The nature of significant sins is that they will be extraordinarily hard to forget. What we have experienced from the hands of others will be so harsh, or what we have done to others is so lamentable, that though we long for the absence of the memory, it returns to us with light-like speed at times. And the attendant consequences of those sins often reinforce the difficulty of forgetting the sins.

There are also sins that we commit that we do not want to forget because we don’t want to forget the anguish of the soul that accompanied them: that anguish is a protection against returning to that sin. Were we to forget the sin and the burdens that accompanied it, we might return to the sin.

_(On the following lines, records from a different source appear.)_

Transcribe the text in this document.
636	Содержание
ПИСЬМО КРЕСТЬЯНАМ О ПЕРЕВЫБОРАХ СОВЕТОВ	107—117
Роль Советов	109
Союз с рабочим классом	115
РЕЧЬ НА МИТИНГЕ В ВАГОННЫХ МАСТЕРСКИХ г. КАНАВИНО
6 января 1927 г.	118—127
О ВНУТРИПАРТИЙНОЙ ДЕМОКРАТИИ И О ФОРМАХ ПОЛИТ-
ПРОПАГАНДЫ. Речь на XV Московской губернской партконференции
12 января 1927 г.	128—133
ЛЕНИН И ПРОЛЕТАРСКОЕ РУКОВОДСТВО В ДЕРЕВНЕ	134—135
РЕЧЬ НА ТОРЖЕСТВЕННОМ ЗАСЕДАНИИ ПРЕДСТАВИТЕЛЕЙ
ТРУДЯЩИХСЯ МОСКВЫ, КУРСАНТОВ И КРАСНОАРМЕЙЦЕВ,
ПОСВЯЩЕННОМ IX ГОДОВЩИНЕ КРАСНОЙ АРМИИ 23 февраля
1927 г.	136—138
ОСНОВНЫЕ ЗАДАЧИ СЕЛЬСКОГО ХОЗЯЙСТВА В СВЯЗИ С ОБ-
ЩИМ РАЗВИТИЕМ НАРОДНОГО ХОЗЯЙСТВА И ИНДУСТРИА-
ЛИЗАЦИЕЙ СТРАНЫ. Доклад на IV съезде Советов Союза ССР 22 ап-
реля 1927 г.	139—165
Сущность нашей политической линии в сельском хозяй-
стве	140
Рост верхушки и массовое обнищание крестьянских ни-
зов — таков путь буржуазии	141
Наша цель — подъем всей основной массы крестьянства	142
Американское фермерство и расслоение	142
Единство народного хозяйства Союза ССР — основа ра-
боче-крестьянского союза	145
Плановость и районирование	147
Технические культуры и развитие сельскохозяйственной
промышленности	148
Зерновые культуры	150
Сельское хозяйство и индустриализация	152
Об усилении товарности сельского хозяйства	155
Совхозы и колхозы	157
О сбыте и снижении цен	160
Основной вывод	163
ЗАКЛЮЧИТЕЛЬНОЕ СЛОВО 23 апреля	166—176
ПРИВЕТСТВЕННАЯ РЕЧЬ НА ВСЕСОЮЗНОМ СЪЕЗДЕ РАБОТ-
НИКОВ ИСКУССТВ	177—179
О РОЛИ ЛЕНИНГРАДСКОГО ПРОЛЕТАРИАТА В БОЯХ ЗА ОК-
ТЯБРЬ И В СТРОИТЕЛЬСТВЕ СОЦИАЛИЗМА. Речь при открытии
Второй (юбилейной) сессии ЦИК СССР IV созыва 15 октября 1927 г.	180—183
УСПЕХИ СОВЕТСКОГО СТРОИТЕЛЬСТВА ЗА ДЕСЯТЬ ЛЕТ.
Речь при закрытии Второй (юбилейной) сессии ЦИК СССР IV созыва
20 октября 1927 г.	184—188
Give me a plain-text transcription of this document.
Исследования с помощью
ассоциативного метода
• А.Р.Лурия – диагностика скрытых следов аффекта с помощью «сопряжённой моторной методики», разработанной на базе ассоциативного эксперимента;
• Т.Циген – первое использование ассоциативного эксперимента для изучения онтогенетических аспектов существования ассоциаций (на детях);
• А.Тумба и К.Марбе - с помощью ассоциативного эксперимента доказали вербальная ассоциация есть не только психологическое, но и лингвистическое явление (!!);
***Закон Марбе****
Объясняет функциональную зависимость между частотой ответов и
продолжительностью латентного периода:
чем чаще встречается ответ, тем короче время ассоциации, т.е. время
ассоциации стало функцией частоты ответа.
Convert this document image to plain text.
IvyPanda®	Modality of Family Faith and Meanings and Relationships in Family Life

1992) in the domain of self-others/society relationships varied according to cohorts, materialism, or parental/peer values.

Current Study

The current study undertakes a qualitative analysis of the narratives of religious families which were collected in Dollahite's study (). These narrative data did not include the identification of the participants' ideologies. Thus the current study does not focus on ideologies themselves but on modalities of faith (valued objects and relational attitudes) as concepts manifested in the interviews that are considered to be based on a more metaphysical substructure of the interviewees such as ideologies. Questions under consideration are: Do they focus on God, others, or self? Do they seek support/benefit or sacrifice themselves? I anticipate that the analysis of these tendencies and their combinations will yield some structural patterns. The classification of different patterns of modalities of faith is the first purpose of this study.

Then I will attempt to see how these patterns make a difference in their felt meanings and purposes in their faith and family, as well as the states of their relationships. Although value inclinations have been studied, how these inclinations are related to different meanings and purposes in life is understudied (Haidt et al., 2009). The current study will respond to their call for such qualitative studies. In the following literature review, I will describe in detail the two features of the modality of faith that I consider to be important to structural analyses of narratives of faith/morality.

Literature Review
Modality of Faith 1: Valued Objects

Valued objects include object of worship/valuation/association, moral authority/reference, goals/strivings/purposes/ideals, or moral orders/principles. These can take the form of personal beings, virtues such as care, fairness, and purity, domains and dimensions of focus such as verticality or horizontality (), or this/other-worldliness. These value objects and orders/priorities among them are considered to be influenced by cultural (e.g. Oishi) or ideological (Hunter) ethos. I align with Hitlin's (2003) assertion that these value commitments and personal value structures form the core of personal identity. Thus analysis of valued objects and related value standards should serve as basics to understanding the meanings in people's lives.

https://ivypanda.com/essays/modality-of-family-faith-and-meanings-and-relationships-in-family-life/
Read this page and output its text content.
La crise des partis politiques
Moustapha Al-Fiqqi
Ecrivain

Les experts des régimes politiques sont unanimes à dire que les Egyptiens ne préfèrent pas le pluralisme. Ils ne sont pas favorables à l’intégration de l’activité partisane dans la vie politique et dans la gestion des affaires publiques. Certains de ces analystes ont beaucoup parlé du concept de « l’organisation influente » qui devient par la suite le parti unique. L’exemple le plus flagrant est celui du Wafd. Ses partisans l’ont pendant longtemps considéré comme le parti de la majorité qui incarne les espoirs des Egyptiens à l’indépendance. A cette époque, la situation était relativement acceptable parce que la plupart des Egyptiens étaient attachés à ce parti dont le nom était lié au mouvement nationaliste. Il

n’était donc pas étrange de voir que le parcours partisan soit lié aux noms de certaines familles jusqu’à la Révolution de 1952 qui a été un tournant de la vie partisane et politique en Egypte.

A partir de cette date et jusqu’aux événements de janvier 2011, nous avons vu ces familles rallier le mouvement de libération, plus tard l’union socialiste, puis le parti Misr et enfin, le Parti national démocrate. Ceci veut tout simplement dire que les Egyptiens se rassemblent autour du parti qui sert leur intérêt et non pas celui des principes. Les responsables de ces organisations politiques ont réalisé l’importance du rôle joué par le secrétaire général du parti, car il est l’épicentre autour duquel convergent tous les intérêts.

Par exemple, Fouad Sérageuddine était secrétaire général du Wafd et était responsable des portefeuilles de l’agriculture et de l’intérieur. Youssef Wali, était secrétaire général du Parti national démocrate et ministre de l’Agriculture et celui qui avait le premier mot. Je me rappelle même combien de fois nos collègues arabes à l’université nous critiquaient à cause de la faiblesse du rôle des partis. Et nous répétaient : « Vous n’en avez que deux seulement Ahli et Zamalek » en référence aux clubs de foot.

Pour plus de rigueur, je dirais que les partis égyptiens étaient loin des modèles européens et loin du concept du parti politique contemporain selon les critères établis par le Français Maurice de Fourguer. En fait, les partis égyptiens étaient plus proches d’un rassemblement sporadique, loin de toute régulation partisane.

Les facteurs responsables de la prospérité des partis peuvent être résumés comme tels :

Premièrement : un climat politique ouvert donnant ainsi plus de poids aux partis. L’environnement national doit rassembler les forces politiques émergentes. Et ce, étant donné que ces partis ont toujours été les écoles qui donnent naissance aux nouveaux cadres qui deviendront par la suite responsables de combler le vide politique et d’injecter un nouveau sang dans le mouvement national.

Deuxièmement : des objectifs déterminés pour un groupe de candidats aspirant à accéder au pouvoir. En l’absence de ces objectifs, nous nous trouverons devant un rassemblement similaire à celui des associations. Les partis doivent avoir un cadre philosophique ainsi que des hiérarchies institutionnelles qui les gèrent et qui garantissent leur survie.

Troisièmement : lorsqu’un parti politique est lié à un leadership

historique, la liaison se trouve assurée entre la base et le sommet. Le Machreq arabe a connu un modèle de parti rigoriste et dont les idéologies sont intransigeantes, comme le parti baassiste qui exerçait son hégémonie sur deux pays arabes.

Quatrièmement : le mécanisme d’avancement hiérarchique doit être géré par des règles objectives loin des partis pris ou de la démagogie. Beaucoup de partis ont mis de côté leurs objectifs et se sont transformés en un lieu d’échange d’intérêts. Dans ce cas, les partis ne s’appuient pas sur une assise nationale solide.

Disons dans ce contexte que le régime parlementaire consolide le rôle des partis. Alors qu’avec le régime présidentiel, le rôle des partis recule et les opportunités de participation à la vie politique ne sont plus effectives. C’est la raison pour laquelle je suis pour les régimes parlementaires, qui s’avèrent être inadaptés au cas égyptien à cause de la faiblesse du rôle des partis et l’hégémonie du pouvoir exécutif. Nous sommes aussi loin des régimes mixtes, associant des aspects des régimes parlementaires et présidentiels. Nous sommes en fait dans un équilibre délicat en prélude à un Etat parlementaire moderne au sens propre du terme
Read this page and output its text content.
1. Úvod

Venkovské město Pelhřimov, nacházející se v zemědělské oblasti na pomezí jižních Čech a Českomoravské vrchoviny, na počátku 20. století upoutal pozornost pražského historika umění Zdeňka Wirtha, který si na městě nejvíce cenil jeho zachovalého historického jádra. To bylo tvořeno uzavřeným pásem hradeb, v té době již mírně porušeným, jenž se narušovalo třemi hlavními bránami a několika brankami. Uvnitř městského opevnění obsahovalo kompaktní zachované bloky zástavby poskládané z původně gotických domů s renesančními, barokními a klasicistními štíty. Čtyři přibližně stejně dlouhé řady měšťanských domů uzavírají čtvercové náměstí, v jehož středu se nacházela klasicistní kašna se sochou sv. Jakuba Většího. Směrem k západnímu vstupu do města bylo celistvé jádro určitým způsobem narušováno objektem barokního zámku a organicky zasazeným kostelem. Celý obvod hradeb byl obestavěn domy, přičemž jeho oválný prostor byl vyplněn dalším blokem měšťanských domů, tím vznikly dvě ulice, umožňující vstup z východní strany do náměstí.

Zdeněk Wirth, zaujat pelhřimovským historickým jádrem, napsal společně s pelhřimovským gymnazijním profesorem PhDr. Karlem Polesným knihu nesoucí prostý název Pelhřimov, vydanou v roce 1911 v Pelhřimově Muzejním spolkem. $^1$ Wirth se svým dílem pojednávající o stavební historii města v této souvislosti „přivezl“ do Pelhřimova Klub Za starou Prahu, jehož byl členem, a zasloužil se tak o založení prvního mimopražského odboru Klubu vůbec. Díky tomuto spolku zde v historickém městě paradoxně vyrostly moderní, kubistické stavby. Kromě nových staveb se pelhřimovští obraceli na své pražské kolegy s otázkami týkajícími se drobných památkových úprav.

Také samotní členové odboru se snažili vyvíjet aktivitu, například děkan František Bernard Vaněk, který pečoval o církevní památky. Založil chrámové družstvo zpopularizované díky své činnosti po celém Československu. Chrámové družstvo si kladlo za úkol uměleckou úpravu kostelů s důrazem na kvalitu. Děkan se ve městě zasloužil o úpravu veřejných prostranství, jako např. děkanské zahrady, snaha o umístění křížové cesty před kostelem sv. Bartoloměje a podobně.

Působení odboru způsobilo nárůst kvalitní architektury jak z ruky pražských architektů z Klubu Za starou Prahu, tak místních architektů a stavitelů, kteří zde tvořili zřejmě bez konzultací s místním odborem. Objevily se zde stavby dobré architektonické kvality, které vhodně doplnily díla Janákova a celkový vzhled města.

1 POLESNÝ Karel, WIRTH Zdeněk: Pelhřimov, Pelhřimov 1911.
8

In that sense, the memory of the sin is a safeguard for us.

[Aside: While we may not be able to eradicate a memory, we should also be careful not to intentionally meditate on a sin committed against us so as to embitter our hearts in some way. And we should not meditate on our own past sins in a way that produces an internal longing for and even vicarious joy in those sins.]

That we cannot forget our sins is made clear by understanding that the omniscient God does not promise to forget our sins. Instead He promises to not remember our sins (Psalm 103:11-12; Isaiah 38:17; 43:25; Jeremiah 31:34; Micah 7:19). When God forgives sin, He is intentional to not look at the sin, give attention to the sin, identify the person with the sin, or hold the sin against the sinner any longer. Likewise, while the forgiver may not forget the sin, he chooses to purposefully not remember and not dwell on the sin.

Forgiveness Is Not Excusing

We excuse sin by saying things like, “Oh, it’s all right…” “It was nothing…” “Don’t worry about it…”

But excusing sin minimizes the significance of sin and does not take it seriously. It ignores the culpability of guilt (the sinner really is guilty). Instead of excusing sin, we want to use biblical terminology to reconcile. It may be that the person who has been sinned against did not perceive the action or word against him to be sin. In that instance, it will be helpful to say something like, “Thank you for coming to me; I assure you that I did not perceive your words to be sinful against me and I was not harmed by them in any way. However, because you are convinced that you have sinned with your words and are asking for forgiveness, yes, I am happy to forgive you.” Such words do not minimize the nature of sin, and they release the sinner from the conviction of his conscience.

We also need to remember that excusing sin is dishonesty because it calls sin something other than what God calls it (Romans 3:23; 6:23). When God has identified something as sin and poured out His wrath against Christ for it (or against the sinner for eternity in hell), then we dare not say, “It’s nothing.” It is something—and that something is an infinite offense against the triune God.

What Then Is Forgiveness?

Forgiveness is a decision. Jesus says forgiveness is an action that is intentionally taken (Luke 17:3); the sinned-against person hears/sees the action of repentance and responds by granting forgiveness.

So forgiveness is also a transaction: you give me repentance for your sin and I give you forgiveness; I remove the debt you have incurred by your sin.

We often say that the transaction is expressed in a series of declared promises (we declare it as a transaction so there is no question about whether we have forgiven):

  • Forgiveness is a promise not to dwell on the incident mentally (we don’t talk to ourselves about it).

  • Forgiveness is a promise not to bring up the sin again and use it against the other person (we don’t talk about it with the sinner in the sense of holding it against him).

  • Forgiveness is a promise not to talk to others about the sin (we don’t gossip about it).

  • Forgiveness is a promise not to let the incident hinder your relationship with the sinner (we promise to work to restore the relationship to what it was prior to the sin).

Yes, as Christians, we love forgiveness. Our life with God is dependent on forgiveness. And our lives with each other are also dependent on our willingness to forgive. Let us just be sure to forgive the way Christ our Savior expects us to forgive, and let us not forgive in the way the world thinks we should forgive.